It’s too early to discern whether Vinny Del Negro has the command, tactical strength and creativity to build the Clippers into a respectable entity in the Western Conference. My preferences for Dwane Casey aside, enough smart basketball people I’ve spoken to believe that, despite his early struggles in Chicago, Del Negro’s learning curve has been steep. They maintain that getting out from under a Chicago management team that undermined him at every turn — and let his best shooter walk in 2009, then dealt the other perimeter threat at last year’s deadline — will allow him to prosper. A good coach knows how to delegate and Del Negro’s preliminary short list of assistants is impressive. There are plenty of reasons to be skeptical, but the beauty of sports is that these questions reveal themselves in due time.
The organization’s choice of Del Negro reveals some important realities that have little to do with Del Negro himself:
- Owner Donald T. Sterling still makes the final call on many vital basketball decisions. It’s important to note that this isn’t unusual in the NBA and most pro sports for that matter. While Sterling might be uniquely ill-equipped to make many of these calls, he who signs the checks makes the rules. Still, it’s disconcerting that basketball people aren’t empowered to make the final basketball decisions. Tonight, LeBron James will likely announce that he’s chosen the Miami Heat as his destination. The allure of playing with Dwyane Wade and Chris Bosh can’t be understated, but it’s not incidental that if he lands in Miami, he’s chosen an owner in Micky Arison. Comparatively speaking, Arison is a hands-off owner who remains behind the scenes and delegates basketball operations to Pat Riley. Olshey, as a first-time general manager, hasn’t built up the equity and track record Riley has in his three decades as a championship head coach and executive. But Olshey has demonstrated early on that he’s aggressive, pragmatic and has good taste in talent. One source I spoke to about the Clippers power structure told me, “Neil has the potential to be very good at this job, but the question is, will ownership let him?”
- As disheartening as ownership’s claiming the right to make the final call on the coaching hire, Olshey got his second choice out of dozens of available candidates. Del Negro wouldn’t have been named a finalist if Olshey weren’t confident he could perform the task. Part of the job for any Clippers general manager is negotiating with Sterling — on hires, trades and signings. It took Mike Dunleavy weeks to cajole Sterling into dealing Zach Randolph last summer. Whether Olshey is given the authority he should to assemble the roster the way he sees fit will become apparent in the coming weeks. He conveys a very strong power of persuasion, more so than Dunleavy. On the flip side, Sterling has been generous with the checkbook in recent years and hasn’t seen much return on his investment, a dynamic that could potentially make him more reluctant to spend.
- Presence and charisma trump whiteboard acumen, at least with many owners. The Del Negro hire also underscores the advantage former players still have when teams make choose coaches. Del Negro plugged his tenure as an NBA veteran in his press conference yesterday. For all of Casey’s attributes, Del Negro’s ability to regal someone like Sterling with stories of his playing days and to tout how that résumé item translates into respect in the locker room and on the practice court is powerful — probably a little bit too powerful.
As we head into Summer League, a few other realities are surfacing. The free agent market is insane. Mike Miller has a lot of appeal as a small forward, but he’s likely to command a five year deal in the $40 million dollar range, especially now that teams like New York have been left with enormous cap space and nobody to spend it on. The Clippers would be wise to resist the temptation to overspend and forfeit their flexibility, whether on Miller, Kyle Korver or anyone else.
A more likely scenario — and a smart one — would be to fill out the roster with decent value players.

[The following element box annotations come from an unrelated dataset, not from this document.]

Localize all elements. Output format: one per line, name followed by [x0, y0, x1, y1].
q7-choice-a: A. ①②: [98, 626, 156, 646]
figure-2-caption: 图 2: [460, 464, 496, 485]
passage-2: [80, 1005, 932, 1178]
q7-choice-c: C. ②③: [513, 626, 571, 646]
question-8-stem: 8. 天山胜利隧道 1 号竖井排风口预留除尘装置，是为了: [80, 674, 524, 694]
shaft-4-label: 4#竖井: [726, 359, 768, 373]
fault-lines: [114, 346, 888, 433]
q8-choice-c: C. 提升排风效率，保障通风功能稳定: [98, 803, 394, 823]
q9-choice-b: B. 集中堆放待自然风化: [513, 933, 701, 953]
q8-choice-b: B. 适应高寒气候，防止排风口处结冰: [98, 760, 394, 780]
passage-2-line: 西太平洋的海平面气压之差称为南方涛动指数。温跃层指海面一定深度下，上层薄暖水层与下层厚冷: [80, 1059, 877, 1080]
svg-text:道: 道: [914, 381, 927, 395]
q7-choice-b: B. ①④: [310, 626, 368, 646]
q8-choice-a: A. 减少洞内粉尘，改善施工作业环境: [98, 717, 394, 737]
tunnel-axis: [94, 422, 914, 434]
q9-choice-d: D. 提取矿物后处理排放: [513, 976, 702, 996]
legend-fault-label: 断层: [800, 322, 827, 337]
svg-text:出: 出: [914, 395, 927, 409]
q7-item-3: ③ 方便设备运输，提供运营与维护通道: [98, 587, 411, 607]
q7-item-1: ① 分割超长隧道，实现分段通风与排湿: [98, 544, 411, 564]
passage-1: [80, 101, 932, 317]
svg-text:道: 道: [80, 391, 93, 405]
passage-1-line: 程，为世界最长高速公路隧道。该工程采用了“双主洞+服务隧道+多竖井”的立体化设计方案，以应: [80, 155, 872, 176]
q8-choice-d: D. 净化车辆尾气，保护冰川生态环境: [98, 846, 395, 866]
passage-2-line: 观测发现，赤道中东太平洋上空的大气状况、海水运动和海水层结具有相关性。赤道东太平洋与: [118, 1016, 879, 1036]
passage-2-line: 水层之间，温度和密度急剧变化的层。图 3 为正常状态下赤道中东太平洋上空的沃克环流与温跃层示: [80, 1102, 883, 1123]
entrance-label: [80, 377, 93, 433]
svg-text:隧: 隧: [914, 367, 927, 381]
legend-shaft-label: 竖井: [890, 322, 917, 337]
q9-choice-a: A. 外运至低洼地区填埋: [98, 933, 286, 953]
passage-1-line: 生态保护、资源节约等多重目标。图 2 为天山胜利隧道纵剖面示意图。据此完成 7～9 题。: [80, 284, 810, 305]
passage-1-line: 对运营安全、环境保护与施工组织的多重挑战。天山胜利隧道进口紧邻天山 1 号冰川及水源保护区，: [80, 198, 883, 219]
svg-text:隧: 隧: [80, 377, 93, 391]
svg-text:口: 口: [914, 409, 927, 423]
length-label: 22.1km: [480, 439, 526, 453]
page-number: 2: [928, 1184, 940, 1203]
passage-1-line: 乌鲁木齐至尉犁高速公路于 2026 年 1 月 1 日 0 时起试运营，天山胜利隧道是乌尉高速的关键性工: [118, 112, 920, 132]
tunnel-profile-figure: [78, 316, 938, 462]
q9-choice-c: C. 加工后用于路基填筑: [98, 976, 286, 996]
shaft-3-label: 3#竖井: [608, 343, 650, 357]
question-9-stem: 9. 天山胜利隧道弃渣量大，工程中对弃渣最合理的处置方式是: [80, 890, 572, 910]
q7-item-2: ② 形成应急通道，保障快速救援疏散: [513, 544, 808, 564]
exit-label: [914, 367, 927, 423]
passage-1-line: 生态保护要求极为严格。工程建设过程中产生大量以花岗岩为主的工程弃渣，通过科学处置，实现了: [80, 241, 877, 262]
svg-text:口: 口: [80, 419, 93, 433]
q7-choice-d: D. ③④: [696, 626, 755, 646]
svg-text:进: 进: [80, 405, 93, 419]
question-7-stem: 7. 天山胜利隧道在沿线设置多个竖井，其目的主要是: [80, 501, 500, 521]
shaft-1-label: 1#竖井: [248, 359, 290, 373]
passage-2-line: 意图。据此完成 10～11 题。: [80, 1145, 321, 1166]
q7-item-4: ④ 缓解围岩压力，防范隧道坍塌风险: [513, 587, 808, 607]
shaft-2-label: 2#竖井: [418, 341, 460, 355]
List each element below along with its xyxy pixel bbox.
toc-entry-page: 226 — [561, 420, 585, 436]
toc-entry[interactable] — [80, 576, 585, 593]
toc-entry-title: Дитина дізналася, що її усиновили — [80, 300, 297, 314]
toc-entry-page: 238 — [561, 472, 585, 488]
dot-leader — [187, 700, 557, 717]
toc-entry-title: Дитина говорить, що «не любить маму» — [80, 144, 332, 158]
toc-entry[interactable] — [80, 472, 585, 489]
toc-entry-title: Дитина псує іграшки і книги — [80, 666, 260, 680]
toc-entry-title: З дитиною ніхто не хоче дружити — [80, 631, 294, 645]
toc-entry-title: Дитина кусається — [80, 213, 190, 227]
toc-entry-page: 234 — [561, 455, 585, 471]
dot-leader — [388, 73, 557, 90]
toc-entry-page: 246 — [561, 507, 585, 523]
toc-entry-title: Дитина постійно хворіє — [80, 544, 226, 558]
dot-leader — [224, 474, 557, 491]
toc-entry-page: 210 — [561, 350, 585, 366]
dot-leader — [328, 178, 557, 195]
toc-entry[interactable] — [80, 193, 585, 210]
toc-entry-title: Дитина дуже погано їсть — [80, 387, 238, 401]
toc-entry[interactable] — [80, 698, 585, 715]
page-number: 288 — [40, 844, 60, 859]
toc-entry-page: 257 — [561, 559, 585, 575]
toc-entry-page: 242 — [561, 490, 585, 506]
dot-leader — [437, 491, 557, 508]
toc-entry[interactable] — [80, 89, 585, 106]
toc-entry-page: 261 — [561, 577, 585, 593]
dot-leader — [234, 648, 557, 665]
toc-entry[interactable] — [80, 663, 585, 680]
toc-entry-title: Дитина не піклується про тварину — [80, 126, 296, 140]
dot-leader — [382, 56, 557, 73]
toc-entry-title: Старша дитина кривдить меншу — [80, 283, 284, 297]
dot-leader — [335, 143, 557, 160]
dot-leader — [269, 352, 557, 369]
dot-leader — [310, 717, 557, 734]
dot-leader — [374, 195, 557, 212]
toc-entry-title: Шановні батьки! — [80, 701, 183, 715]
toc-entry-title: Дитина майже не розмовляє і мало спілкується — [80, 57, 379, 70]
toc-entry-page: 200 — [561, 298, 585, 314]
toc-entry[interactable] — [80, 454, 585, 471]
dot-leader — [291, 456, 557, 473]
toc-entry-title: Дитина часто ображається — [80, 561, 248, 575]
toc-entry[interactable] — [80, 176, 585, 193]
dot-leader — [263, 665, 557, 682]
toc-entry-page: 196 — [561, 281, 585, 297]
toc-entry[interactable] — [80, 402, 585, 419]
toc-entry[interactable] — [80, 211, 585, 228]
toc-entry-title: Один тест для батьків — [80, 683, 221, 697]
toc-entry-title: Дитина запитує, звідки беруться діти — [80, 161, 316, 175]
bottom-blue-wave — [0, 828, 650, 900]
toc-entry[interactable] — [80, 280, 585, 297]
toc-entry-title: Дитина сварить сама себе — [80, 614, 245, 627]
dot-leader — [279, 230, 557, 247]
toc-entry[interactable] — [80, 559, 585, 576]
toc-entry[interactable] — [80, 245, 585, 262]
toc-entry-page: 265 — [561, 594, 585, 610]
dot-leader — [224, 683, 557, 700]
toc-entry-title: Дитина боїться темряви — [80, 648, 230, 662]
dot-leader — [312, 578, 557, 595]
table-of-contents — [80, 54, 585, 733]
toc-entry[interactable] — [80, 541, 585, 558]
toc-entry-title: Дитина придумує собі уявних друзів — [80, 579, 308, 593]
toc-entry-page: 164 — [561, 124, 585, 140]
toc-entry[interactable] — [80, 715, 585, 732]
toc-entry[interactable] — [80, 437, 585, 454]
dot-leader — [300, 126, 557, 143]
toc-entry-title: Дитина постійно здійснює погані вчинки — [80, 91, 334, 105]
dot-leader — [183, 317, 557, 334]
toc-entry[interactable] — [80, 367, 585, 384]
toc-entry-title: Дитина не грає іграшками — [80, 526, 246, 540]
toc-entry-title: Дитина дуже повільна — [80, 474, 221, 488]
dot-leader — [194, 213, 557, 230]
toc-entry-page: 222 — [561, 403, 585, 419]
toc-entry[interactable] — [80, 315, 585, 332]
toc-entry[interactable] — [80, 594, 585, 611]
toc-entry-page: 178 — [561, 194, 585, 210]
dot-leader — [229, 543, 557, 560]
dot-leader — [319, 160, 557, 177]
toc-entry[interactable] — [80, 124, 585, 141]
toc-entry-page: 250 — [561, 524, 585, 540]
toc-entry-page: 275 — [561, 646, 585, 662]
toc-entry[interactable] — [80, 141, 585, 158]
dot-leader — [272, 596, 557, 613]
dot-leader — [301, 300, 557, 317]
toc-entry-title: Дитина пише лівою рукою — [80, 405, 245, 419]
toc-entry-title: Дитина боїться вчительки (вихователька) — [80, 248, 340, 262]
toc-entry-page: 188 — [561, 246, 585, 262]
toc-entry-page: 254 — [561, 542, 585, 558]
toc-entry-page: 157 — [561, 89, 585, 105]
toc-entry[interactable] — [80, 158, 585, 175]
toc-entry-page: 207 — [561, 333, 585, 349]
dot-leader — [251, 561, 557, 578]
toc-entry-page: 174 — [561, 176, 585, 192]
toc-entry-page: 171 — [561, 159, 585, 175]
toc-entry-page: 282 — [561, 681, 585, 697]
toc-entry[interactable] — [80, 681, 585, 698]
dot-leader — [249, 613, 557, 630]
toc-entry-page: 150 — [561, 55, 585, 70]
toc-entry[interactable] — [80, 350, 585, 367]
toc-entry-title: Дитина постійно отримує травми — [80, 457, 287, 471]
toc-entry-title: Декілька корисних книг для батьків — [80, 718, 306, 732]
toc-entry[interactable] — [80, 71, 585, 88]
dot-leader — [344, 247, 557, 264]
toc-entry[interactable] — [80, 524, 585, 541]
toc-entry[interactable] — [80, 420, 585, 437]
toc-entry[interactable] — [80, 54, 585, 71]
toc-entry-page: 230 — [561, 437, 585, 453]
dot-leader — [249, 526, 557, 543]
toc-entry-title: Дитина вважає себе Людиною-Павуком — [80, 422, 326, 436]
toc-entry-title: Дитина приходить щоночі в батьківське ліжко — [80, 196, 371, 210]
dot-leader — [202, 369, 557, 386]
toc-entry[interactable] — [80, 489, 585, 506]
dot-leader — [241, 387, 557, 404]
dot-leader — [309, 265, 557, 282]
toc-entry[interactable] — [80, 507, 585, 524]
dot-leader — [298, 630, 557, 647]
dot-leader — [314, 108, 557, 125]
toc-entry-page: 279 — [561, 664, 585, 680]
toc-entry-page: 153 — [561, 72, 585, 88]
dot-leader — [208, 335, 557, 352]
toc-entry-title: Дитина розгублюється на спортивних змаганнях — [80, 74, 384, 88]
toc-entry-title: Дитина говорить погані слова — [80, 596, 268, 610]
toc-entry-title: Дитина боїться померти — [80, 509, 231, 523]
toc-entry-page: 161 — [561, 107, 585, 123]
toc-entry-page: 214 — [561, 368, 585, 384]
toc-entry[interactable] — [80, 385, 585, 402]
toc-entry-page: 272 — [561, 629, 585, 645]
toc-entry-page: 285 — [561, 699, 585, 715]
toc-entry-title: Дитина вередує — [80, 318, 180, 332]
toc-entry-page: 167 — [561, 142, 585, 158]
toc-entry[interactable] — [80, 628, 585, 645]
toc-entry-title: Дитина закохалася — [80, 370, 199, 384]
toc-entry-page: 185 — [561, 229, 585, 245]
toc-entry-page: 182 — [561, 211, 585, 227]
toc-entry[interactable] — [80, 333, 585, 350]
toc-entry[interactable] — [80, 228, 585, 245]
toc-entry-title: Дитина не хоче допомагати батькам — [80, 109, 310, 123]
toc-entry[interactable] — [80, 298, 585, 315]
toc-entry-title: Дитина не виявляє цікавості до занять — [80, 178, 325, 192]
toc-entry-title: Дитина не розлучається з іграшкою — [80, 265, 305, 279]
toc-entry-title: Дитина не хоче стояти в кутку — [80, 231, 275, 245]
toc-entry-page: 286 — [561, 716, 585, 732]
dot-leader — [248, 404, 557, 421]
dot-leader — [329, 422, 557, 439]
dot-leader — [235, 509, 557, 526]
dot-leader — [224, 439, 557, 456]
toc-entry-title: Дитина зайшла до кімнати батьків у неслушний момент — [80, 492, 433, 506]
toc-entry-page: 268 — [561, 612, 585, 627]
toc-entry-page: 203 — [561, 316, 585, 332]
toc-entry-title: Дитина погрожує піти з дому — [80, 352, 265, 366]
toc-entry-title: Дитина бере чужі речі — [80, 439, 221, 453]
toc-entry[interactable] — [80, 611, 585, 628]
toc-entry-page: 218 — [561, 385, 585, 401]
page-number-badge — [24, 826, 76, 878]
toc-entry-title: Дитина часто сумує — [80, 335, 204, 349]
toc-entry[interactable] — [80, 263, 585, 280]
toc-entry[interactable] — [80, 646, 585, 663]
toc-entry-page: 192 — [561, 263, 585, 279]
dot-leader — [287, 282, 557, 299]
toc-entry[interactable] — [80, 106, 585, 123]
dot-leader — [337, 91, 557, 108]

The list of available 3s won’t dazzle you, but the Clips could do a lot worse than a guy like Ryan Gomes, or even Dorell Wright, for a short-term contract while Al-Farouq Aminu finds his sea legs. Both Gomes and Wright are strong defenders on the wing and Gomes has developed a nice stroke from the outside (Wright has proficiency from mid-range). Neither will vault the Clippers into playoff contention next season — and that might be frustrating to a hungry fan base — but both bring assets that would help the development process and not kill the Clippers’ cap flexibility.
Tayshaun Prince would be a plus at the small forward spot, but only if the Pistons are reasonable with their demands. Absorbing Prince’s $11.1 million salary would still leave the Clips with more than $7 million to fill out the roster with another combo guard (Randy Foye, Shannon Brown, Roger Mason). Again, these aren’t flashy names, but the primary goal remains developing the five young players. Baron Davis and Chris Kaman will claim a ton of possessions. The Clips need to allocate the remaining opportunities to Griffin, Gordon and, when they’re on the floor, Aminu and Bledsoe.
As disheartening as the summer might be, don’t undervalue the importance of the long view. Griffin could be a star. He and Gordon have enormous potential as an inside-out threat. Be patient, allow success to materialize in due course. Winning now isn’t realistic, so plan for 2011 and beyond.